An excerpt from my script review for You Should Have Left which will be available 06/22/20:

3.) Quality of Characters

Two layers of tension.

We have the obvious horror layer from above, that again worked really well because we didn’t know what was happening, but there’s also the underlying relationship between Theo and Susanna.

I’m not going to spoil anything here because I really believe writers should check out this sort of project, but let’s just say Theo has a dark past that everyone seems to know but us.

He’s also married to a successful and attractive actress half his age, and one that seems to be on her phone texting quite a bit.

This situation plays nasty little tricks with his mind, even before they arrive in the Welsh countryside.

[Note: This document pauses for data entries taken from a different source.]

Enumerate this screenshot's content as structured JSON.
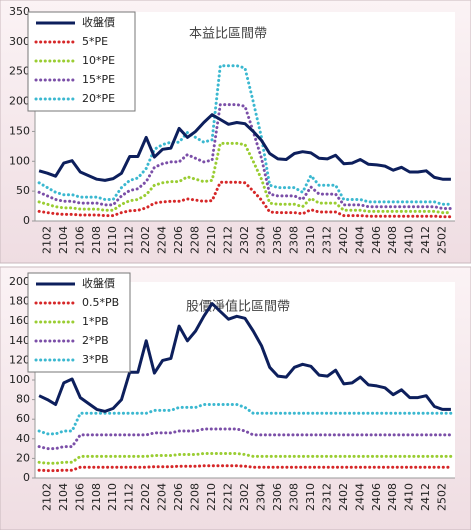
{
  "chart_data": [
    {
      "type": "line",
      "title": "本益比區間帶",
      "categories": [
        null,
        "2102",
        null,
        "2104",
        null,
        "2106",
        null,
        "2108",
        null,
        "2110",
        null,
        "2112",
        null,
        "2202",
        null,
        "2204",
        null,
        "2206",
        null,
        "2208",
        null,
        "2210",
        null,
        "2212",
        null,
        "2302",
        null,
        "2304",
        null,
        "2306",
        null,
        "2308",
        null,
        "2310",
        null,
        "2312",
        null,
        "2402",
        null,
        "2404",
        null,
        "2406",
        null,
        "2408",
        null,
        "2410",
        null,
        "2412",
        null,
        "2502",
        null
      ],
      "ylim": [
        0,
        350
      ],
      "yticks": [
        0,
        50,
        100,
        150,
        200,
        250,
        300,
        350
      ],
      "legend": "top-left",
      "series": [
        {
          "name": "收盤價",
          "color": "#0d1f5c",
          "style": "solid",
          "values": [
            84,
            80,
            75,
            97,
            101,
            82,
            76,
            70,
            68,
            71,
            80,
            108,
            108,
            140,
            107,
            120,
            122,
            155,
            140,
            150,
            165,
            178,
            170,
            162,
            165,
            163,
            150,
            135,
            113,
            104,
            103,
            113,
            116,
            114,
            105,
            104,
            110,
            96,
            97,
            103,
            95,
            94,
            92,
            85,
            90,
            82,
            82,
            84,
            73,
            70,
            70
          ]
        },
        {
          "name": "5*PE",
          "color": "#d62728",
          "style": "dotted",
          "values": [
            16,
            14,
            12,
            11,
            11,
            10,
            10,
            10,
            9,
            9,
            14,
            17,
            18,
            22,
            30,
            32,
            33,
            33,
            37,
            35,
            33,
            34,
            65,
            65,
            65,
            64,
            50,
            35,
            15,
            14,
            14,
            14,
            12,
            19,
            15,
            15,
            15,
            9,
            9,
            9,
            8,
            8,
            8,
            8,
            8,
            8,
            8,
            8,
            8,
            7,
            7
          ]
        },
        {
          "name": "10*PE",
          "color": "#9acd32",
          "style": "dotted",
          "values": [
            32,
            28,
            24,
            22,
            22,
            20,
            20,
            20,
            18,
            18,
            28,
            34,
            36,
            44,
            60,
            64,
            66,
            66,
            74,
            70,
            66,
            68,
            130,
            130,
            130,
            128,
            100,
            70,
            30,
            28,
            28,
            28,
            24,
            38,
            30,
            30,
            30,
            18,
            18,
            18,
            16,
            16,
            16,
            16,
            16,
            16,
            16,
            16,
            16,
            14,
            14
          ]
        },
        {
          "name": "15*PE",
          "color": "#7b4fa8",
          "style": "dotted",
          "values": [
            48,
            42,
            36,
            33,
            33,
            30,
            30,
            30,
            27,
            27,
            42,
            51,
            54,
            66,
            90,
            96,
            99,
            99,
            111,
            105,
            99,
            102,
            195,
            195,
            195,
            192,
            150,
            105,
            45,
            42,
            42,
            42,
            36,
            57,
            45,
            45,
            45,
            27,
            27,
            27,
            24,
            24,
            24,
            24,
            24,
            24,
            24,
            24,
            24,
            21,
            21
          ]
        },
        {
          "name": "20*PE",
          "color": "#3bb8d0",
          "style": "dotted",
          "values": [
            64,
            56,
            48,
            44,
            44,
            40,
            40,
            40,
            36,
            36,
            56,
            68,
            72,
            88,
            120,
            128,
            132,
            132,
            148,
            140,
            132,
            136,
            260,
            260,
            260,
            256,
            200,
            140,
            60,
            56,
            56,
            56,
            48,
            76,
            60,
            60,
            60,
            36,
            36,
            36,
            32,
            32,
            32,
            32,
            32,
            32,
            32,
            32,
            32,
            28,
            28
          ]
        }
      ]
    },
    {
      "type": "line",
      "title": "股價淨值比區間帶",
      "categories": [
        null,
        "2102",
        null,
        "2104",
        null,
        "2106",
        null,
        "2108",
        null,
        "2110",
        null,
        "2112",
        null,
        "2202",
        null,
        "2204",
        null,
        "2206",
        null,
        "2208",
        null,
        "2210",
        null,
        "2212",
        null,
        "2302",
        null,
        "2304",
        null,
        "2306",
        null,
        "2308",
        null,
        "2310",
        null,
        "2312",
        null,
        "2402",
        null,
        "2404",
        null,
        "2406",
        null,
        "2408",
        null,
        "2410",
        null,
        "2412",
        null,
        "2502",
        null
      ],
      "ylim": [
        0,
        200
      ],
      "yticks": [
        0,
        20,
        40,
        60,
        80,
        100,
        120,
        140,
        160,
        180,
        200
      ],
      "legend": "top-left",
      "series": [
        {
          "name": "收盤價",
          "color": "#0d1f5c",
          "style": "solid",
          "values": [
            84,
            80,
            75,
            97,
            101,
            82,
            76,
            70,
            68,
            71,
            80,
            108,
            108,
            140,
            107,
            120,
            122,
            155,
            140,
            150,
            165,
            178,
            170,
            162,
            165,
            163,
            150,
            135,
            113,
            104,
            103,
            113,
            116,
            114,
            105,
            104,
            110,
            96,
            97,
            103,
            95,
            94,
            92,
            85,
            90,
            82,
            82,
            84,
            73,
            70,
            70
          ]
        },
        {
          "name": "0.5*PB",
          "color": "#d62728",
          "style": "dotted",
          "values": [
            8,
            7.5,
            7.5,
            8,
            8,
            11,
            11,
            11,
            11,
            11,
            11,
            11,
            11,
            11,
            11.5,
            11.5,
            11.5,
            12,
            12,
            12,
            12.5,
            12.5,
            12.5,
            12.5,
            12.5,
            12,
            11,
            11,
            11,
            11,
            11,
            11,
            11,
            11,
            11,
            11,
            11,
            11,
            11,
            11,
            11,
            11,
            11,
            11,
            11,
            11,
            11,
            11,
            11,
            11,
            11
          ]
        },
        {
          "name": "1*PB",
          "color": "#9acd32",
          "style": "dotted",
          "values": [
            16,
            15,
            15,
            16,
            16,
            22,
            22,
            22,
            22,
            22,
            22,
            22,
            22,
            22,
            23,
            23,
            23,
            24,
            24,
            24,
            25,
            25,
            25,
            25,
            25,
            24,
            22,
            22,
            22,
            22,
            22,
            22,
            22,
            22,
            22,
            22,
            22,
            22,
            22,
            22,
            22,
            22,
            22,
            22,
            22,
            22,
            22,
            22,
            22,
            22,
            22
          ]
        },
        {
          "name": "2*PB",
          "color": "#7b4fa8",
          "style": "dotted",
          "values": [
            32,
            30,
            30,
            32,
            32,
            44,
            44,
            44,
            44,
            44,
            44,
            44,
            44,
            44,
            46,
            46,
            46,
            48,
            48,
            48,
            50,
            50,
            50,
            50,
            50,
            48,
            44,
            44,
            44,
            44,
            44,
            44,
            44,
            44,
            44,
            44,
            44,
            44,
            44,
            44,
            44,
            44,
            44,
            44,
            44,
            44,
            44,
            44,
            44,
            44,
            44
          ]
        },
        {
          "name": "3*PB",
          "color": "#3bb8d0",
          "style": "dotted",
          "values": [
            48,
            45,
            45,
            48,
            48,
            66,
            66,
            66,
            66,
            66,
            66,
            66,
            66,
            66,
            69,
            69,
            69,
            72,
            72,
            72,
            75,
            75,
            75,
            75,
            75,
            72,
            66,
            66,
            66,
            66,
            66,
            66,
            66,
            66,
            66,
            66,
            66,
            66,
            66,
            66,
            66,
            66,
            66,
            66,
            66,
            66,
            66,
            66,
            66,
            66,
            66
          ]
        }
      ]
    }
  ]
}
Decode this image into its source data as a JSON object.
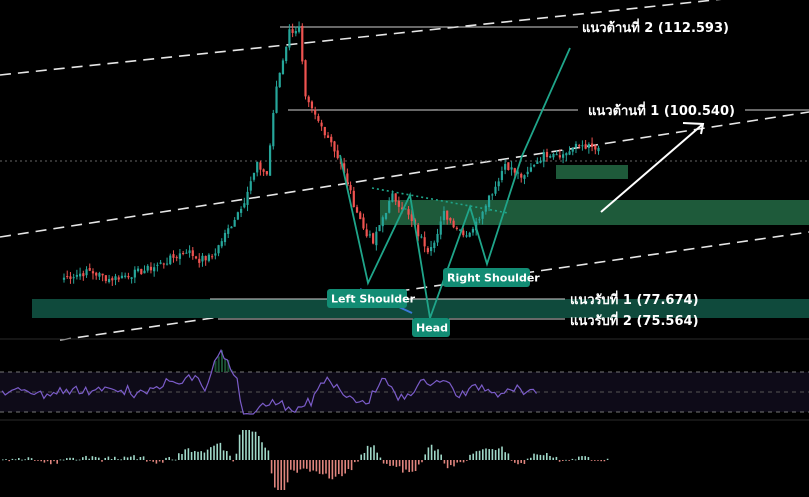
{
  "chart_data": {
    "type": "candlestick",
    "title": "",
    "colors": {
      "up": "#26a69a",
      "down": "#ef5350",
      "zone": "#1e5a3a",
      "zone_teal": "#0f4a3c",
      "pattern": "#1fa58a",
      "label_bg": "#128c74",
      "rsi": "#7b5cc9",
      "arrow": "#ffffff"
    },
    "resistance_levels": [
      {
        "label": "แนวต้านที่ 2 (112.593)",
        "value": 112.593
      },
      {
        "label": "แนวต้านที่ 1 (100.540)",
        "value": 100.54
      }
    ],
    "support_levels": [
      {
        "label": "แนวรับที่ 1 (77.674)",
        "value": 77.674
      },
      {
        "label": "แนวรับที่ 2 (75.564)",
        "value": 75.564
      }
    ],
    "pattern_labels": {
      "left_shoulder": "Left Shoulder",
      "head": "Head",
      "right_shoulder": "Right Shoulder"
    },
    "price_path": [
      [
        0,
        76.2
      ],
      [
        8,
        77.1
      ],
      [
        14,
        76.0
      ],
      [
        20,
        76.6
      ],
      [
        26,
        77.4
      ],
      [
        32,
        78.6
      ],
      [
        38,
        80.2
      ],
      [
        42,
        78.8
      ],
      [
        46,
        79.2
      ],
      [
        52,
        84.0
      ],
      [
        56,
        87.5
      ],
      [
        60,
        92.5
      ],
      [
        63,
        91.2
      ],
      [
        66,
        104.0
      ],
      [
        70,
        112.0
      ],
      [
        73,
        112.4
      ],
      [
        75,
        102.0
      ],
      [
        79,
        98.8
      ],
      [
        83,
        96.0
      ],
      [
        86,
        92.5
      ],
      [
        90,
        87.0
      ],
      [
        93,
        83.4
      ],
      [
        96,
        81.2
      ],
      [
        99,
        85.0
      ],
      [
        102,
        88.0
      ],
      [
        106,
        86.0
      ],
      [
        110,
        82.5
      ],
      [
        113,
        80.4
      ],
      [
        116,
        82.5
      ],
      [
        118,
        85.5
      ],
      [
        122,
        83.5
      ],
      [
        125,
        82.5
      ],
      [
        128,
        84.0
      ],
      [
        131,
        87.2
      ],
      [
        134,
        89.5
      ],
      [
        137,
        92.8
      ],
      [
        140,
        91.5
      ],
      [
        143,
        90.6
      ],
      [
        146,
        92.8
      ],
      [
        149,
        94.0
      ],
      [
        152,
        94.5
      ],
      [
        155,
        94.0
      ],
      [
        158,
        95.0
      ],
      [
        161,
        95.5
      ],
      [
        164,
        95.0
      ],
      [
        166,
        94.6
      ]
    ]
  }
}
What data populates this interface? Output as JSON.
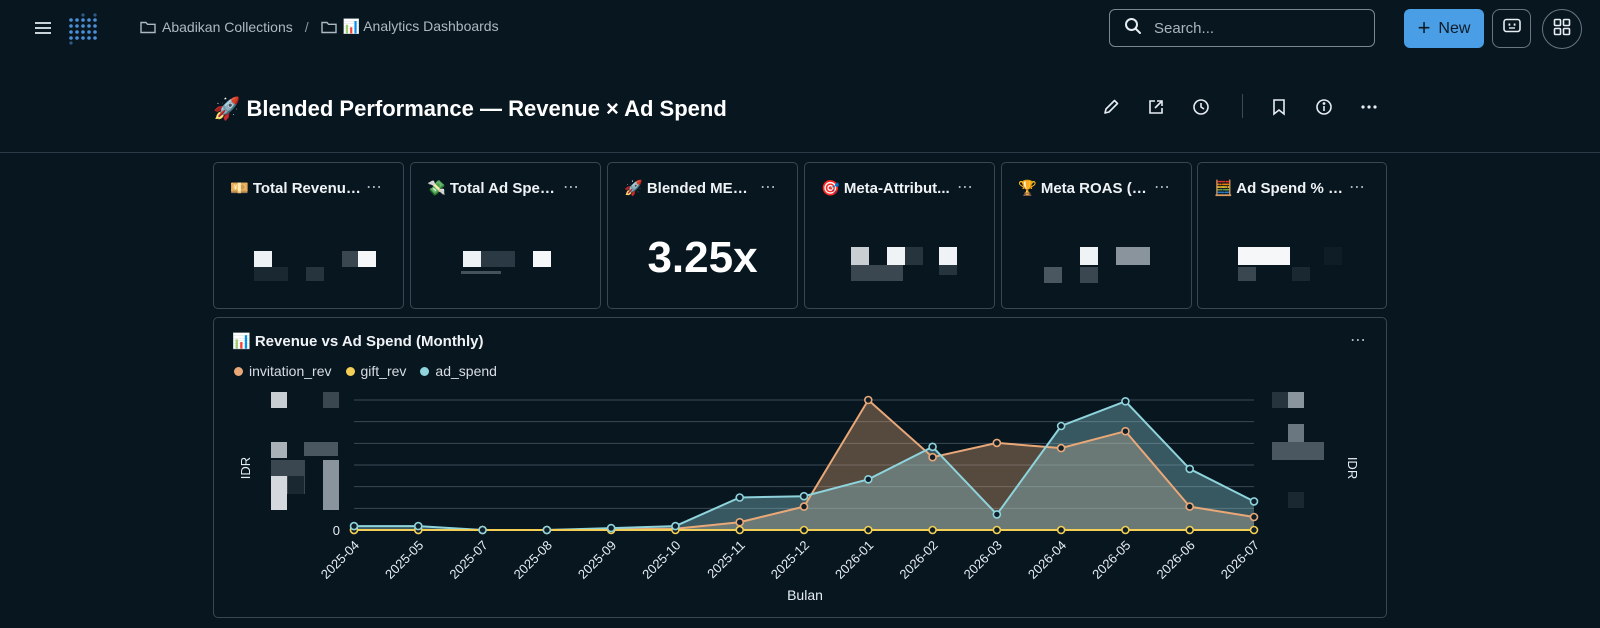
{
  "breadcrumb": {
    "items": [
      {
        "label": "Abadikan Collections"
      },
      {
        "label": "📊 Analytics Dashboards"
      }
    ],
    "separator": "/"
  },
  "search": {
    "placeholder": "Search..."
  },
  "header": {
    "new_label": "New"
  },
  "dashboard": {
    "title": "🚀 Blended Performance — Revenue × Ad Spend"
  },
  "cards": [
    {
      "title": "💴 Total Revenue...",
      "value": null
    },
    {
      "title": "💸 Total Ad Spen...",
      "value": null
    },
    {
      "title": "🚀 Blended MER ...",
      "value": "3.25x"
    },
    {
      "title": "🎯 Meta-Attribut...",
      "value": null
    },
    {
      "title": "🏆 Meta ROAS (9...",
      "value": null
    },
    {
      "title": "🧮 Ad Spend % of...",
      "value": null
    }
  ],
  "card_menu": "⋯",
  "chart": {
    "title": "📊 Revenue vs Ad Spend (Monthly)",
    "menu": "⋯"
  },
  "colors": {
    "invitation_rev": "#e9a878",
    "gift_rev": "#f3cf55",
    "ad_spend": "#8fd3dc",
    "accent": "#4a9ee6"
  },
  "chart_data": {
    "type": "area",
    "title": "📊 Revenue vs Ad Spend (Monthly)",
    "xlabel": "Bulan",
    "ylabel": "IDR",
    "y2label": "IDR",
    "categories": [
      "2025-04",
      "2025-05",
      "2025-07",
      "2025-08",
      "2025-09",
      "2025-10",
      "2025-11",
      "2025-12",
      "2026-01",
      "2026-02",
      "2026-03",
      "2026-04",
      "2026-05",
      "2026-06",
      "2026-07"
    ],
    "y_tick_labels": [
      "0"
    ],
    "series": [
      {
        "name": "invitation_rev",
        "values": [
          0,
          0,
          0,
          0,
          0.5,
          1,
          6,
          18,
          100,
          56,
          67,
          63,
          76,
          18,
          10
        ]
      },
      {
        "name": "gift_rev",
        "values": [
          0,
          0,
          0,
          0,
          0,
          0,
          0,
          0,
          0,
          0,
          0,
          0,
          0,
          0,
          0
        ]
      },
      {
        "name": "ad_spend",
        "values": [
          3,
          3,
          0,
          0,
          1.5,
          3,
          25,
          26,
          39,
          64,
          12,
          80,
          99,
          47,
          22
        ]
      }
    ],
    "ylim": [
      0,
      100
    ],
    "grid": true,
    "legend_position": "top-left"
  }
}
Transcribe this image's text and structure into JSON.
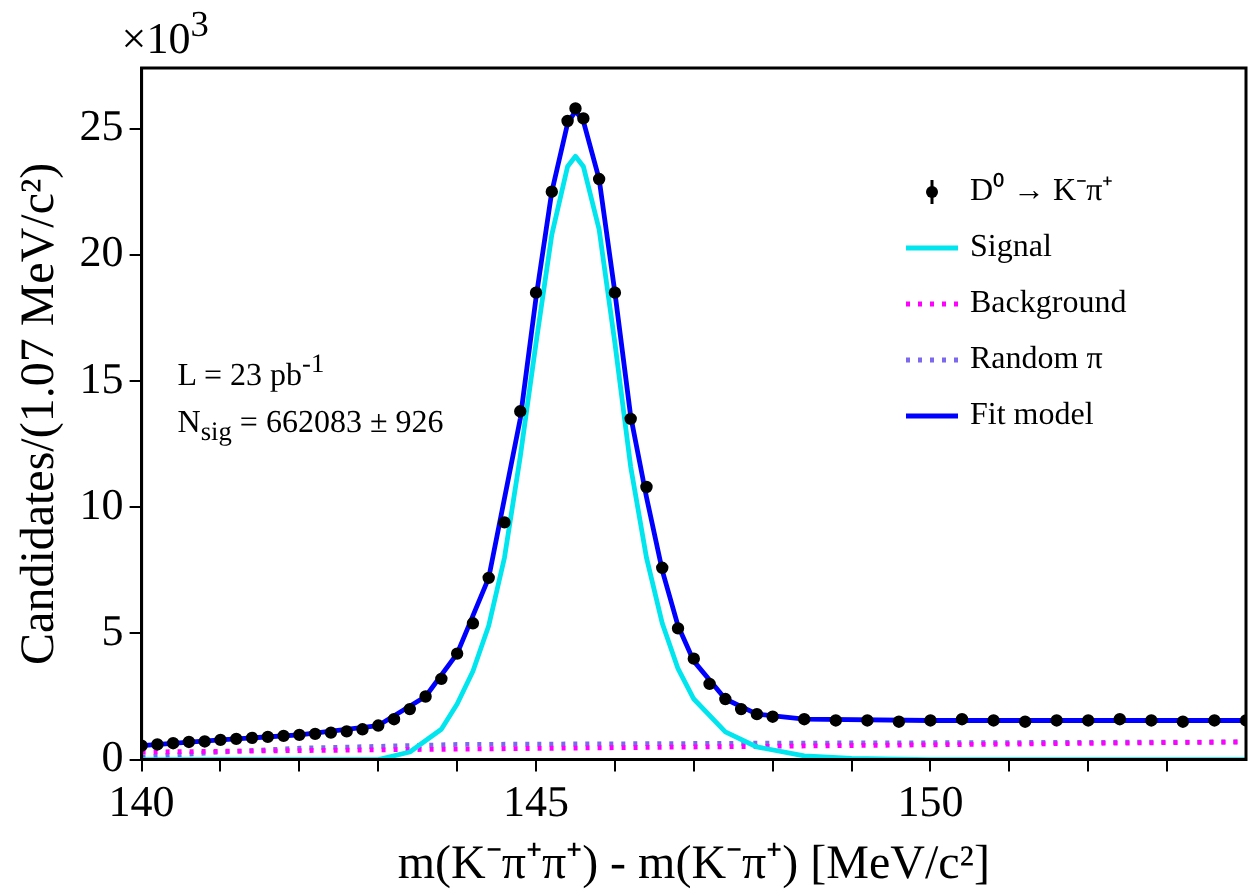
{
  "chart_data": {
    "type": "line",
    "xlabel": "m(K⁻π⁺π⁺) - m(K⁻π⁺) [MeV/c²]",
    "ylabel": "Candidates/(1.07 MeV/c²)",
    "annotations": [
      "×10$^{3}$",
      "L = 23 pb$^{-1}$",
      "N$_{sig}$ = 662083 ± 926"
    ],
    "xlim": [
      140,
      154
    ],
    "xticks": [
      140,
      {
        "value": 141,
        "label": null
      },
      {
        "value": 142,
        "label": null
      },
      {
        "value": 143,
        "label": null
      },
      {
        "value": 144,
        "label": null
      },
      145,
      {
        "value": 146,
        "label": null
      },
      {
        "value": 147,
        "label": null
      },
      {
        "value": 148,
        "label": null
      },
      {
        "value": 149,
        "label": null
      },
      150,
      {
        "value": 151,
        "label": null
      },
      {
        "value": 152,
        "label": null
      },
      {
        "value": 153,
        "label": null
      }
    ],
    "ylim": [
      0,
      27.4
    ],
    "yticks": [
      0,
      5,
      10,
      15,
      20,
      25
    ],
    "grid": false,
    "legend": "top right",
    "series": [
      {
        "name": "D⁰ → K⁻π⁺",
        "type": "scatter",
        "marker": "circle",
        "color": "#000000",
        "x": [
          140.0,
          140.2,
          140.4,
          140.6,
          140.8,
          141.0,
          141.2,
          141.4,
          141.6,
          141.8,
          142.0,
          142.2,
          142.4,
          142.6,
          142.8,
          143.0,
          143.2,
          143.4,
          143.6,
          143.8,
          144.0,
          144.2,
          144.4,
          144.6,
          144.8,
          145.0,
          145.2,
          145.4,
          145.5,
          145.6,
          145.8,
          146.0,
          146.2,
          146.4,
          146.6,
          146.8,
          147.0,
          147.2,
          147.4,
          147.6,
          147.8,
          148.0,
          148.4,
          148.8,
          149.2,
          149.6,
          150.0,
          150.4,
          150.8,
          151.2,
          151.6,
          152.0,
          152.4,
          152.8,
          153.2,
          153.6,
          154.0
        ],
        "values": [
          0.55,
          0.6,
          0.65,
          0.7,
          0.72,
          0.78,
          0.82,
          0.86,
          0.9,
          0.94,
          0.98,
          1.02,
          1.07,
          1.12,
          1.2,
          1.35,
          1.6,
          2.0,
          2.5,
          3.2,
          4.2,
          5.4,
          7.2,
          9.4,
          13.8,
          18.5,
          22.5,
          25.3,
          25.8,
          25.4,
          23.0,
          18.5,
          13.5,
          10.8,
          7.6,
          5.2,
          4.0,
          3.0,
          2.4,
          2.0,
          1.8,
          1.7,
          1.6,
          1.55,
          1.55,
          1.5,
          1.55,
          1.6,
          1.55,
          1.5,
          1.55,
          1.55,
          1.6,
          1.55,
          1.5,
          1.55,
          1.55
        ]
      },
      {
        "name": "Signal",
        "marker": "none",
        "line_style": "solid",
        "color": "#00e5ee",
        "x": [
          140,
          142,
          143.0,
          143.4,
          143.8,
          144.0,
          144.2,
          144.4,
          144.6,
          144.8,
          145.0,
          145.2,
          145.4,
          145.5,
          145.6,
          145.8,
          146.0,
          146.2,
          146.4,
          146.6,
          146.8,
          147.0,
          147.4,
          147.8,
          148.4,
          149.0,
          150,
          154
        ],
        "values": [
          0,
          0,
          0,
          0.3,
          1.2,
          2.2,
          3.5,
          5.3,
          8.0,
          12.0,
          16.5,
          20.8,
          23.5,
          23.9,
          23.5,
          21.0,
          16.5,
          11.6,
          8.0,
          5.4,
          3.6,
          2.4,
          1.1,
          0.5,
          0.15,
          0.05,
          0,
          0
        ]
      },
      {
        "name": "Background",
        "marker": "none",
        "line_style": "dotted",
        "color": "#ff00ff",
        "x": [
          140,
          154
        ],
        "values": [
          0.3,
          0.7
        ]
      },
      {
        "name": "Random π",
        "marker": "none",
        "line_style": "dotted",
        "color": "#7b68ee",
        "x": [
          140,
          141,
          142,
          144,
          148,
          154
        ],
        "values": [
          0.1,
          0.3,
          0.45,
          0.6,
          0.65,
          0.7
        ]
      },
      {
        "name": "Fit model",
        "marker": "none",
        "line_style": "solid",
        "color": "#0000ff",
        "x": [
          140,
          141,
          142,
          143,
          143.6,
          144,
          144.4,
          144.8,
          145.0,
          145.2,
          145.4,
          145.5,
          145.6,
          145.8,
          146.0,
          146.2,
          146.4,
          146.6,
          146.8,
          147.0,
          147.4,
          147.8,
          148.4,
          150,
          154
        ],
        "values": [
          0.55,
          0.78,
          0.98,
          1.35,
          2.5,
          4.2,
          7.2,
          13.5,
          18.3,
          22.5,
          25.2,
          25.7,
          25.3,
          23.0,
          18.5,
          13.6,
          10.4,
          7.5,
          5.3,
          3.9,
          2.4,
          1.8,
          1.6,
          1.55,
          1.55
        ]
      }
    ]
  }
}
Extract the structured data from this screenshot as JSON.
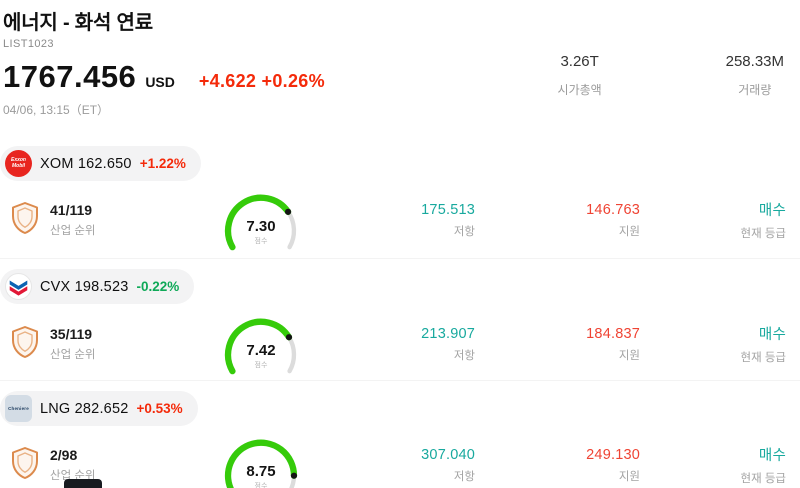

All of this makes for a better story because it’s an interweaving layer of friction of both A and B stories (to put it simply).

You can tell Theo is really trying, but an insecure lover is an insecure lover so any instance he catches her texting when he’s not around throws up warning signs.

That makes for serious drama when the house you rented off Airbnb is evil.

Without ruining anything, real world problems do get in the way of their relationship, but also make for a “believable” ending.

If you’re going to sit down to pen a lower budget horror thriller, which we strongly hope you’ll consider, look for ways that you can make the story stronger with these underlying relationships.

Obviously don’t make it a carbon copy of this story, but are there every day issues people deal with that will be all the worse when there’s some horror element to amplify them?